There also needs to be recognition that some conflicts of interest cannot be managed and should be completely eliminated. Certain incentives, such as winning sales contests and achieving internal sales targets, are irreconcilable with the concept of a best-interest standard if indeed this is the standard that advisers are held to.
Making It Work Everywhere
Clearly, there is no “one size fits all” solution to the problem of mis-selling. The way in which each jurisdiction responds will reflect current standards in force and the events that took place in their own countries during the last financial crisis. Each market has a different legal and regulatory environment and has different approaches to policy design. However, there are common themes that we can draw on, such as transparency.
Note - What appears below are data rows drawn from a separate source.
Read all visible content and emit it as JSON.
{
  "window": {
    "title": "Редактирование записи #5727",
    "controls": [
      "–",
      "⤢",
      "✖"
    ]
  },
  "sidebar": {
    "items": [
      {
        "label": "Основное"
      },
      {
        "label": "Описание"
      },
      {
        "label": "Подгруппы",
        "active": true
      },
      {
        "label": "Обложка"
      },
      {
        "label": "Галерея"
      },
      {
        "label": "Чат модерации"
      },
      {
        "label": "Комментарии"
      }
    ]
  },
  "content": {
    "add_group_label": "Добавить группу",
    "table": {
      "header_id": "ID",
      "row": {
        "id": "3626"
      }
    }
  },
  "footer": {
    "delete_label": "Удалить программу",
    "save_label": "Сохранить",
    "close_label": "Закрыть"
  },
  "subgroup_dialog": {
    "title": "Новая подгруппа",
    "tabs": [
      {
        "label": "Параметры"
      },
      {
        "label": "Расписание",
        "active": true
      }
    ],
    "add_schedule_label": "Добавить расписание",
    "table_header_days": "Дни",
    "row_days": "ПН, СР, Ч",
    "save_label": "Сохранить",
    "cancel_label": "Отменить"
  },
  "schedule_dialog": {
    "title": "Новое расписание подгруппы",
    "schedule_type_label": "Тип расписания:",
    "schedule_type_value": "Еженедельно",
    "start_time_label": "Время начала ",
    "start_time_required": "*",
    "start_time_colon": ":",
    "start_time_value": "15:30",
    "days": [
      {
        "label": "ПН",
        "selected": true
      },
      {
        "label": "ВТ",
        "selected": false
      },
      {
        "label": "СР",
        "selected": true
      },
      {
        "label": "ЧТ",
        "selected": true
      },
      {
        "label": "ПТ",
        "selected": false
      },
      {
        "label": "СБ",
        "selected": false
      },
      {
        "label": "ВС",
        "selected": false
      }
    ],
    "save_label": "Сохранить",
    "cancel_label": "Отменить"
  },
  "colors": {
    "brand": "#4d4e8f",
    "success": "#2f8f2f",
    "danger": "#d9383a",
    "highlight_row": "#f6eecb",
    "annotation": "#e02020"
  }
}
In addition to transparency, governments should continue working with regulators and the industry on investor education. People who are financially literate make better financial decisions and manage money better than those without this knowledge. Higher financial literacy also alleviates the problem of asymmetric information between advisers and investors.
Creating Value for Our Clients
Amidst the negative perceptions and realities we often face, it is important to emphasize that the investment industry creates real value for its clients and for the communities it serves. However, for clients and regulators to understand this value, we must act, and be seen to act, as professionals.
Ultimately, advisers must be driven by what is best for their clients. Only by committing to the highest standards of professional and ethical behavior can we develop into a profession which creates tangible value for our clients and ensures finance has a purpose.